For a study, researchers sought to determine the long-term outcomes of transplant-free hospital discharge survivors who needed predischarge reinterventions following congenital heart surgery.

From January 2011 to December 2019, data from patients who required predischarge reinterventions in the anatomic region of repair following congenital heart surgery and lived to hospital discharge at a quaternary referral center were evaluated retrospectively. To determine the degree of persistent remaining lesions upon discharge, previously established echocardiographic criteria were applied (Grade 1, no residua; Grade 2, minor residua; and Grade 3, major residua). Postdischarge (late) death or a transplant and unscheduled reintervention were among the outcomes. The associations between predischarge residual lesion severity and outcomes were examined using Cox or competing risk models, with all considered baseline patient characteristics, case complexity, and preoperative risk factors. 

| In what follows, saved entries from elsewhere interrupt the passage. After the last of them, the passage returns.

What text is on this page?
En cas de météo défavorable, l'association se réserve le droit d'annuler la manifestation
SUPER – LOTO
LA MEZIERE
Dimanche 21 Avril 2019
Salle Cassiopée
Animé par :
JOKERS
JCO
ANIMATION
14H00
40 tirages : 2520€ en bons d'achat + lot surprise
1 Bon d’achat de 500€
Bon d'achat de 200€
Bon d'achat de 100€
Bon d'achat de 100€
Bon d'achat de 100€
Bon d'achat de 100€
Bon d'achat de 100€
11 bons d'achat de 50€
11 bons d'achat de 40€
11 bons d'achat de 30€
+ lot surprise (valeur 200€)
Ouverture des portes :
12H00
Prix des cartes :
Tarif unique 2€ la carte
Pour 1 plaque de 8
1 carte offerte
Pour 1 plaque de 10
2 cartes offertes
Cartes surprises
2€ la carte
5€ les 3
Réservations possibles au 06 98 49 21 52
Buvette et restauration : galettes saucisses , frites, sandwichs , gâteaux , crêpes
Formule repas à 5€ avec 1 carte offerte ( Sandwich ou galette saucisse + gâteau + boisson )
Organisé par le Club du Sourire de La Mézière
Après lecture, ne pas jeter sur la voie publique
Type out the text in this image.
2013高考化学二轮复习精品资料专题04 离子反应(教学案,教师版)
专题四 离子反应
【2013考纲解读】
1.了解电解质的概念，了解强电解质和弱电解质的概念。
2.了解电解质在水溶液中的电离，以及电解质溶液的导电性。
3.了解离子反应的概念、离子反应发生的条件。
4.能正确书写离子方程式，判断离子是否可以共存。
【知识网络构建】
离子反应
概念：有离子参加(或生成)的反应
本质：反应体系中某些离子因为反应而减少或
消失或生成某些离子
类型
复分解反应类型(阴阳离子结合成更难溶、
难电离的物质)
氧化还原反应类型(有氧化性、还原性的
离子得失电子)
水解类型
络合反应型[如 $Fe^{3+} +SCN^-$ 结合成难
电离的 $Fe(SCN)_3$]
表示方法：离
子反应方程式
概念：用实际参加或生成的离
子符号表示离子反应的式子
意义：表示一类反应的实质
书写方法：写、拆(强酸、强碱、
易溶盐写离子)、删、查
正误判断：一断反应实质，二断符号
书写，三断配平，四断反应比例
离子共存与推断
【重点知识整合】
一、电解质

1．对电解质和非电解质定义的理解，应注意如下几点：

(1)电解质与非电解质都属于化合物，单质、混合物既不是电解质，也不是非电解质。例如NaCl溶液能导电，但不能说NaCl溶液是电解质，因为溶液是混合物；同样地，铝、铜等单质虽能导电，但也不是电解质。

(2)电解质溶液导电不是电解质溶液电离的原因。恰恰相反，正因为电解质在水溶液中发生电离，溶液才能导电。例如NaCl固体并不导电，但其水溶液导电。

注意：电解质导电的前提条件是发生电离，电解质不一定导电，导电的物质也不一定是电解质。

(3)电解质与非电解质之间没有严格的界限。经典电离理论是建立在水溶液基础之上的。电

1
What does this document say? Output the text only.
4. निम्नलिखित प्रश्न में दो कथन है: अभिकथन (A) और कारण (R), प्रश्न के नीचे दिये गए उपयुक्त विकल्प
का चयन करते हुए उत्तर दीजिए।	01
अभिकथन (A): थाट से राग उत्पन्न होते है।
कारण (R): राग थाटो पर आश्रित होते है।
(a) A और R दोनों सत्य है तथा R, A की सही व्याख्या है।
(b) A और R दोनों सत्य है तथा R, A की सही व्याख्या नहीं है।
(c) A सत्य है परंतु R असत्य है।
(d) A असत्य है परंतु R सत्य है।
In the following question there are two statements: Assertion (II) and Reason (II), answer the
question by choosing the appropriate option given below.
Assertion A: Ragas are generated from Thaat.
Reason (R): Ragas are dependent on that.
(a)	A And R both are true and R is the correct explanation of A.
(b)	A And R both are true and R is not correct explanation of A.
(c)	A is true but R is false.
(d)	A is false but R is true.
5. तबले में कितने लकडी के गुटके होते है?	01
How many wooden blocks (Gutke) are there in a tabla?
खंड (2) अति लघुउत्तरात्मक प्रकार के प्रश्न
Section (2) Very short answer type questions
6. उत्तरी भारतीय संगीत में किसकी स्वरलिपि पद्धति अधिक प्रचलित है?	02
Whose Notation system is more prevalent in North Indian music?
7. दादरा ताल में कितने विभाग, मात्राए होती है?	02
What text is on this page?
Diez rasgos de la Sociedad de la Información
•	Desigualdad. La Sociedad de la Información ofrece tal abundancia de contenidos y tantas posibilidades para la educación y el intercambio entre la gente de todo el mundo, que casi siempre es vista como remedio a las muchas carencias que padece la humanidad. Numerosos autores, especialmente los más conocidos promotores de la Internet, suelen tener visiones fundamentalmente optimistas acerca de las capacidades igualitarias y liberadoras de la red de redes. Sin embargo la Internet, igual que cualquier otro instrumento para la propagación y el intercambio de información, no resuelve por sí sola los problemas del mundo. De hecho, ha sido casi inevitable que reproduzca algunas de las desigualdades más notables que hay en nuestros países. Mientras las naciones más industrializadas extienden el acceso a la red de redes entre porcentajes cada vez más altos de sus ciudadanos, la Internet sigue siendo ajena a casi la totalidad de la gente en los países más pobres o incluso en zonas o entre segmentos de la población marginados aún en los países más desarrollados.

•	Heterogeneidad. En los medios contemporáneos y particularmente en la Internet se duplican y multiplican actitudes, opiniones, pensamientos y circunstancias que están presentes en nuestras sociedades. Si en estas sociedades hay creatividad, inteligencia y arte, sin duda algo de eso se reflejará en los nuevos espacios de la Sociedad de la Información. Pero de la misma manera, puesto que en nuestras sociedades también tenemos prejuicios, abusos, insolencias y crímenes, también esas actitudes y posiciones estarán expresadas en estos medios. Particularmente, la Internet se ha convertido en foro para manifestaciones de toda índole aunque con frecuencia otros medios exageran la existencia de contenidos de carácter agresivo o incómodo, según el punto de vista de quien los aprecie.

At a median follow-up of 3.0 years, there were 58 (14.2%) post-discharge deaths or transplants and 208 (51.0%) late reinterventions among the 408 patients who matched entrance criteria (IQR: 1.1-6.8 years). Greater predischarge residual lesion severity was linked to worse transplant-free survival and independence from reintervention (both P<0.05). Compared to Grade 1 patients, Grade 3 patients had a higher risk of postdischarge death or transplant (HR: 4.8; 95% CI: 2.0-11; P<0.001) and late reintervention (subdistribution HR: 2.1; 95% CI: 1.4-3.1; P<0.001).

Those with persisting large residua have considerably inferior long-term outcomes among transplant-free survivors who require predischarge reinterventions following congenital heart surgery. Therefore, these high-risk patients require careful monitoring.